Take the recent robo-signing controversy in the States for example, where five big US banks paid a settlement of $9.3 billion to see off allegations that they were guilty of mass producing a collection of false and forged signed documents. The trusted financial institutions produced documents in mysterious circumstances. Claiming they’d been signed in the past, they then relied on these documents to prove that they were entitled to repossess homes of those who they claimed had defaulted on their obligations.
Without a trusted record that proves when – and if – a document was signed, it had become increasingly difficult to pick up on such fraudulent behaviour. There was no definitive record of these documents that could be proved to have existed in a certain form on a certain date. This evidential gap had very real life consequences for the thousands of families who were turfed out on the street as a result.
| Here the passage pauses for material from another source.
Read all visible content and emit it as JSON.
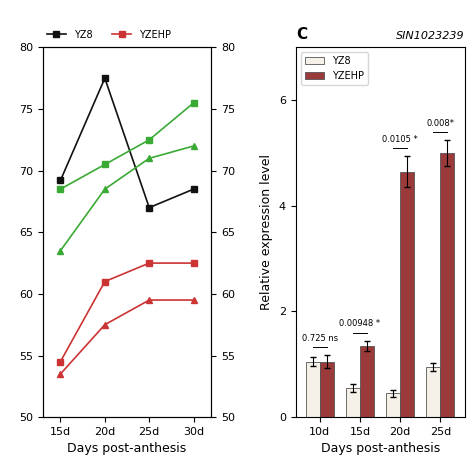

Factom has developed a way of taking a vast database of records, encrypting them so that they remain private and then embedding these within the blockchain. As a result, anybody will be able to prove that a specific document existed in a specific format (i.e. with a signature, in the robo-signing case) at a specific point of time by reference to its permanent record within the blockchain.
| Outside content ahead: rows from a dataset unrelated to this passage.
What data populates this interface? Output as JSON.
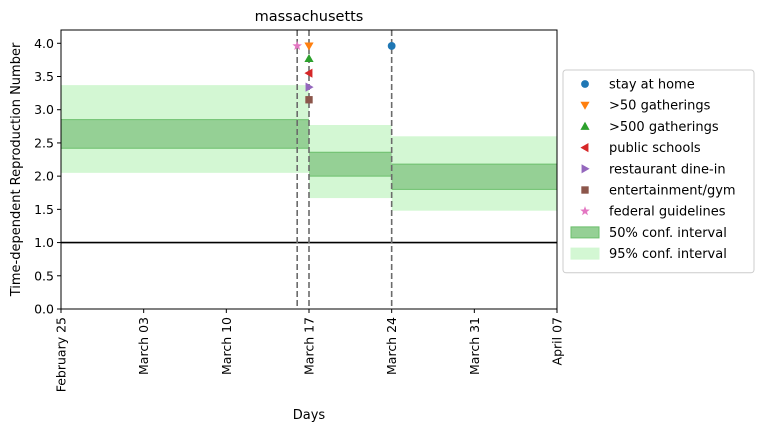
{
  "chart_data": {
    "type": "line",
    "title": "massachusetts",
    "xlabel": "Days",
    "ylabel": "Time-dependent Reproduction Number",
    "x_range": [
      "2020-02-25",
      "2020-04-07"
    ],
    "ylim": [
      0.0,
      4.2
    ],
    "x_ticks": [
      {
        "date": "2020-02-25",
        "label": "February 25"
      },
      {
        "date": "2020-03-03",
        "label": "March 03"
      },
      {
        "date": "2020-03-10",
        "label": "March 10"
      },
      {
        "date": "2020-03-17",
        "label": "March 17"
      },
      {
        "date": "2020-03-24",
        "label": "March 24"
      },
      {
        "date": "2020-03-31",
        "label": "March 31"
      },
      {
        "date": "2020-04-07",
        "label": "April 07"
      }
    ],
    "y_ticks": [
      "0.0",
      "0.5",
      "1.0",
      "1.5",
      "2.0",
      "2.5",
      "3.0",
      "3.5",
      "4.0"
    ],
    "grid": false,
    "legend_position": "outside-right",
    "reference_line": {
      "y": 1.0,
      "color": "#000000"
    },
    "intervention_lines": [
      "2020-03-16",
      "2020-03-17",
      "2020-03-24"
    ],
    "segments": [
      {
        "start": "2020-02-25",
        "end": "2020-03-16",
        "ci50": [
          2.42,
          2.85
        ],
        "ci95": [
          2.05,
          3.37
        ]
      },
      {
        "start": "2020-03-16",
        "end": "2020-03-17",
        "ci50": [
          2.42,
          2.85
        ],
        "ci95": [
          2.05,
          3.37
        ]
      },
      {
        "start": "2020-03-17",
        "end": "2020-03-24",
        "ci50": [
          2.0,
          2.36
        ],
        "ci95": [
          1.67,
          2.77
        ]
      },
      {
        "start": "2020-03-24",
        "end": "2020-04-07",
        "ci50": [
          1.8,
          2.18
        ],
        "ci95": [
          1.48,
          2.6
        ]
      }
    ],
    "interventions": [
      {
        "name": "stay at home",
        "date": "2020-03-24",
        "y": 3.96,
        "marker": "circle",
        "color": "#1f77b4"
      },
      {
        "name": ">50 gatherings",
        "date": "2020-03-17",
        "y": 3.96,
        "marker": "triangle-down",
        "color": "#ff7f0e"
      },
      {
        "name": ">500 gatherings",
        "date": "2020-03-17",
        "y": 3.77,
        "marker": "triangle-up",
        "color": "#2ca02c"
      },
      {
        "name": "public schools",
        "date": "2020-03-17",
        "y": 3.55,
        "marker": "triangle-left",
        "color": "#d62728"
      },
      {
        "name": "restaurant dine-in",
        "date": "2020-03-17",
        "y": 3.34,
        "marker": "triangle-right",
        "color": "#9467bd"
      },
      {
        "name": "entertainment/gym",
        "date": "2020-03-17",
        "y": 3.15,
        "marker": "square",
        "color": "#8c564b"
      },
      {
        "name": "federal guidelines",
        "date": "2020-03-16",
        "y": 3.96,
        "marker": "star",
        "color": "#e377c2"
      }
    ],
    "intervals": [
      {
        "name": "50% conf. interval",
        "color": "#95d095"
      },
      {
        "name": "95% conf. interval",
        "color": "#d3f7d3"
      }
    ]
  }
}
For many projects that are looking to expand the use of the blockchain to record additional information, the current limit of 1Mb per block every ten minutes is seen as a challenge. Yet Factom has invented a way to ensure that vast databases can be recorded and represented by only a tiny amount of data being embedded within the blockchain.
You hear plenty of chat from the traditional markets about how Bitcoin needs to be regulated. Yet a project such as Factom provides the regulators with the tools that they need to enforce the very same laws that they’re creating. For example, this technology should make it far easier to prove that institutions have complied with the necessary regulatory requirements as it enables a simple, fast and unforgeable route for a third party to verify (perhaps automatically) the existence (or absence) of key documents.
There are huge possibilities with this once you start to consider the recording of property, such as land or car ownership. For example, just think about recording intellectual property rights – musicians embedding songs within the blockchain to prove their creation date for example – which can then be used to defeat any later third party claims. With Factom, any organisation will be able to rely on cryptographic proof that documents existed as and when they claimed, without any possibility of forgery.
It’s early days yet for the project – they’re planning a crowdsale in February 2014 I believe and only published their White Paper fairly recently. But it’s yet another one to watch.